A Steiner Waldorf school aspires to a distinctive ethos that puts the needs of the developing child at the heart of its educational practice. This ethos crosses boundaries of ethnicity, gender, religion and nationality and affects every gesture in the school irrespective of its cultural setting. The curriculum and pedagogy is founded on the notion that lesson material and educational method must be in harmony with the developmental readiness and emergent capacities of the children. This awareness is a common thread that guides and binds the work in the school.

‘Formal’ teaching and learning begins in the Lower School, where the thread of rhythm, imagination and experiential learning introduced in the Early Years is picked up and extended. Teaching in the Lower School embraces the idea of integrated education in which the core skills of oracy, numeracy and literacy are woven together with a study of science and an immersion in the arts.

The two-hour Main Lesson, usually given in the morning, is an opportunity for the children to work with a range of themes over an extended period, and to engage with those themes via a variety of perspectives and learning styles. Topics introduced in the Main Lesson are varied and age-appropriate; for example, ‘Weighing and measuring’ in Class 3 (age 9/10 years) or ‘The Story of Rome’ in Class 6 (age 11/12 years).

These themes can be extended and developed in subject lessons, as appropriate, and represent an opportunity for an experience that embraces practical, aesthetic and cognitive learning styles, and for an education that is genuinely inter-disciplinary. Typical subject lessons in a Steiner Waldorf school include one or two foreign languages, music, games, handwork, landwork, religion and eurythmy (a movement-based activity that addresses coordination, concentration and spatial awareness, as well as social skills).

A further distinctive feature of the Lower School is the role of the class teacher, who works with a single class of children over an extended period (typically, between six and eight years), taking the children from the early stages of childhood into the throes of adolescence. This is an expression of the importance given to cultivating positive social relationships within the class and the school as a whole.

 

Main Lesson curriculum in the Lower School:

The introduction, consolidation and practise of literacy and numeracy skills are at the foundation of every Main Lesson throughout the Lower School. This work is supported and enhanced by the progressive introduction of age-appropriate themes and topics. These include:

Class 1: Fairy tales and legends

Class 2: Fables and animal stories, nature stories

Class 3: Traditional crafts and farming, measurement, Old Testament stories

Class 4: Myths and legends of northern cultures, animal study, local geography, mathematics (fractions)

Class 5: Ancient civilisations, Greek history, plant study, mathematics (decimals), UK geography

Class 6: Roman and medieval history, geology, mathematics (percentages), physics, European geography

Using SSP (Systematic Synthetic Phonics )

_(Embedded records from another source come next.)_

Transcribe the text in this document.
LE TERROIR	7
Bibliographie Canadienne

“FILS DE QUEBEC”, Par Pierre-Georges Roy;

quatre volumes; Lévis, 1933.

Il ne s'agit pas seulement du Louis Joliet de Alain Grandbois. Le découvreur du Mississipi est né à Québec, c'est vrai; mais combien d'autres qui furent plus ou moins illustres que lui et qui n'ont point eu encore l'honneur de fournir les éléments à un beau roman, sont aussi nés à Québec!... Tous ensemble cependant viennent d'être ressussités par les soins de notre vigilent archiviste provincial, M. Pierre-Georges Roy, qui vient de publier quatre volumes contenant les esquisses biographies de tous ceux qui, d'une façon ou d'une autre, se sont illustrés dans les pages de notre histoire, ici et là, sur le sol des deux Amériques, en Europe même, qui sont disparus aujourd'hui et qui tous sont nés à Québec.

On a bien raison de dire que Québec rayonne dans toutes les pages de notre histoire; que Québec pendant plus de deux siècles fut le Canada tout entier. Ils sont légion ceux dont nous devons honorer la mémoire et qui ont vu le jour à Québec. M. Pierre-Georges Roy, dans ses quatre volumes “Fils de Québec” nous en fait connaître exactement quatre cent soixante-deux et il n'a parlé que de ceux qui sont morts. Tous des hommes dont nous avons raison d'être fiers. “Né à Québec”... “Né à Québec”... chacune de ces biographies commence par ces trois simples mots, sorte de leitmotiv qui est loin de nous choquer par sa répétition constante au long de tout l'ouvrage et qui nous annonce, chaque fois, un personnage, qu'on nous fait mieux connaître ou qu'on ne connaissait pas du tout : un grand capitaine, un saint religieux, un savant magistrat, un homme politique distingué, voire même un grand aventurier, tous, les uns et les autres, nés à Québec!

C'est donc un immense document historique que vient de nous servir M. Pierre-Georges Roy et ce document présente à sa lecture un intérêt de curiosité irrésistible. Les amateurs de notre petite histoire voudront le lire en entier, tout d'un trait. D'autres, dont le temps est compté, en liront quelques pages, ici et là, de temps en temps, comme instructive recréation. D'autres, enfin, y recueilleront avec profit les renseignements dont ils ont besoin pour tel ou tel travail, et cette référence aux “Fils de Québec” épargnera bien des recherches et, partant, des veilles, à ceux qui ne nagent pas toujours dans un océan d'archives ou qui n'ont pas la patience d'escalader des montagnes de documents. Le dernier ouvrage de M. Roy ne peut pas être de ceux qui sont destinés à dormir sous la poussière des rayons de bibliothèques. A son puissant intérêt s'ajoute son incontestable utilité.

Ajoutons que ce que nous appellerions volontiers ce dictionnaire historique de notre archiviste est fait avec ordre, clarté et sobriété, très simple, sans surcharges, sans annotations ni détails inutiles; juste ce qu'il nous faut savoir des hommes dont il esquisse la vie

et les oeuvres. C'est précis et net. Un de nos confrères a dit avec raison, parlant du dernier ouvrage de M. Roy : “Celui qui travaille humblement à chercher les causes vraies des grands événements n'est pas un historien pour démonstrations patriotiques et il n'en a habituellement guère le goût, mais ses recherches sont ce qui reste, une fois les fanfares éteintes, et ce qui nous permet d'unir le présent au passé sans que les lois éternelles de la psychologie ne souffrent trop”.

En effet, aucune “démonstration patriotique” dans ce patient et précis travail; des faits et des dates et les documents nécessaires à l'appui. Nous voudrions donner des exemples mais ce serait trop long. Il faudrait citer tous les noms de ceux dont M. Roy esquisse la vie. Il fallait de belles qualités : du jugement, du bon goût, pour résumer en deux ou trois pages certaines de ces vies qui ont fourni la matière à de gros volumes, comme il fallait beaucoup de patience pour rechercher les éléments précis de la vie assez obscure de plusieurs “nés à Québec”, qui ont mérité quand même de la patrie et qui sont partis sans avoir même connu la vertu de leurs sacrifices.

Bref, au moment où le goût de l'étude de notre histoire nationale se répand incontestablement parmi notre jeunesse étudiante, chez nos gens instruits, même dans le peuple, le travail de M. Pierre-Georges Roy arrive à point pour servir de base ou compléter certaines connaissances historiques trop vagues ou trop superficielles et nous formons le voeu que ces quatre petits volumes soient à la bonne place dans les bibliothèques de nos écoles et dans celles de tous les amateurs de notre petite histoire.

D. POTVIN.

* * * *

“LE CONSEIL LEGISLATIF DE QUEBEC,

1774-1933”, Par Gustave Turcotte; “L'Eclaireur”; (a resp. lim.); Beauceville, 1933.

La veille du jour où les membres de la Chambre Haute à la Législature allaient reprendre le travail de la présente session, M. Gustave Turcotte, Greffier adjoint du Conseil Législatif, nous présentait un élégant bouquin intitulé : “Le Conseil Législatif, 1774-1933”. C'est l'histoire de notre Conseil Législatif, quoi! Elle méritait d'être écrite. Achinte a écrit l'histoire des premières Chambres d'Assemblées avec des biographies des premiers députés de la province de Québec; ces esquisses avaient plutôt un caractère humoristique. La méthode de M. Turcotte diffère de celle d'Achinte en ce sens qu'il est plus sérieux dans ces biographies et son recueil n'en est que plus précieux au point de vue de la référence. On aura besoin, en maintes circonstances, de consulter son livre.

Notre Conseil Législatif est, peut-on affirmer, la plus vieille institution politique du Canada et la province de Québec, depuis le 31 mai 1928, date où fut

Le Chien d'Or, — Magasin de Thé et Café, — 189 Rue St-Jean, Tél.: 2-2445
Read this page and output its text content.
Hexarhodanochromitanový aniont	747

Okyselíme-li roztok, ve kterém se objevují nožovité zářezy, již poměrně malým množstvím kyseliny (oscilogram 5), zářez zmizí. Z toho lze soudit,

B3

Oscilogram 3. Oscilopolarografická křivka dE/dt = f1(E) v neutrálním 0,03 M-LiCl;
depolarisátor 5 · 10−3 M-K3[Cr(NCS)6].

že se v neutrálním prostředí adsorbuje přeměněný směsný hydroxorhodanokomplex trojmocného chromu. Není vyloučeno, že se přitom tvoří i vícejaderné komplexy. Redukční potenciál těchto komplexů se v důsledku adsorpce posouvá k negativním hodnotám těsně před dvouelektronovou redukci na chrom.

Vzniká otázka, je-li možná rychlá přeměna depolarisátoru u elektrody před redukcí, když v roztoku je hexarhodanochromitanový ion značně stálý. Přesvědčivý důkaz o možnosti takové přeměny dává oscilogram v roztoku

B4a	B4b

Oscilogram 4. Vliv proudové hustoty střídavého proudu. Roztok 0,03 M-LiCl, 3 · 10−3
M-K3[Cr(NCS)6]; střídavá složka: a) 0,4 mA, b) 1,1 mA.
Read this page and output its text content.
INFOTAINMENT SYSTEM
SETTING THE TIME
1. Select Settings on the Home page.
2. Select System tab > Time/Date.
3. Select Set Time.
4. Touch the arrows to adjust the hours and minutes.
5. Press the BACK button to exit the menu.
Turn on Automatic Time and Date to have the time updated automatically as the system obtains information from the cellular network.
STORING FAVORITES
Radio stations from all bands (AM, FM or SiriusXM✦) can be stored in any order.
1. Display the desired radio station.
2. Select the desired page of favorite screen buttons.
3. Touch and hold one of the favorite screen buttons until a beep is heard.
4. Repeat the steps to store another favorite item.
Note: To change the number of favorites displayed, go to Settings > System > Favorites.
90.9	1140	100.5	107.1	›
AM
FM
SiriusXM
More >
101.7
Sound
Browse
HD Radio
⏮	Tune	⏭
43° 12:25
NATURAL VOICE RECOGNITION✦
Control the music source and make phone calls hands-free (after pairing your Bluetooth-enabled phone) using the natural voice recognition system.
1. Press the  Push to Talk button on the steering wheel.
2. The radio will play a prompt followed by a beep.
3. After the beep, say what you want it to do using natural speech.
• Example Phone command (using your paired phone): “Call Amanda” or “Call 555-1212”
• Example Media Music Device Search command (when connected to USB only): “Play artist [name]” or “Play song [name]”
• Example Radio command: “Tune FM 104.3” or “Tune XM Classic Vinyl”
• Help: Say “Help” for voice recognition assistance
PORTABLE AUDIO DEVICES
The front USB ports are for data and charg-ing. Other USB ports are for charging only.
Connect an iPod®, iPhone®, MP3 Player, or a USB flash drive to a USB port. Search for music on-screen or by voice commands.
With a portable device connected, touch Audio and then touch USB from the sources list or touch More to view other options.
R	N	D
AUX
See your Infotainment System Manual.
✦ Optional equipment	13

Our school use phonics as one of many tools for teaching literacy but we start with an `analytical` approach, beginning with the whole and moving to the parts, not the other way around. From a story will come a sentence, within the sentence there will be focus on certain words, within those words specific letters, sounds and blends will be explored. Letters are then learned as a picture or `shape`. They learn that some letters – particularly vowels – have more than one sound and will be able to identify which sound it is making in a given word but the rules as how this works come later. Once the children have mastered a few letters they will begin to write simple words and sentences and from this prior activity of writing they will begin to learn how to read.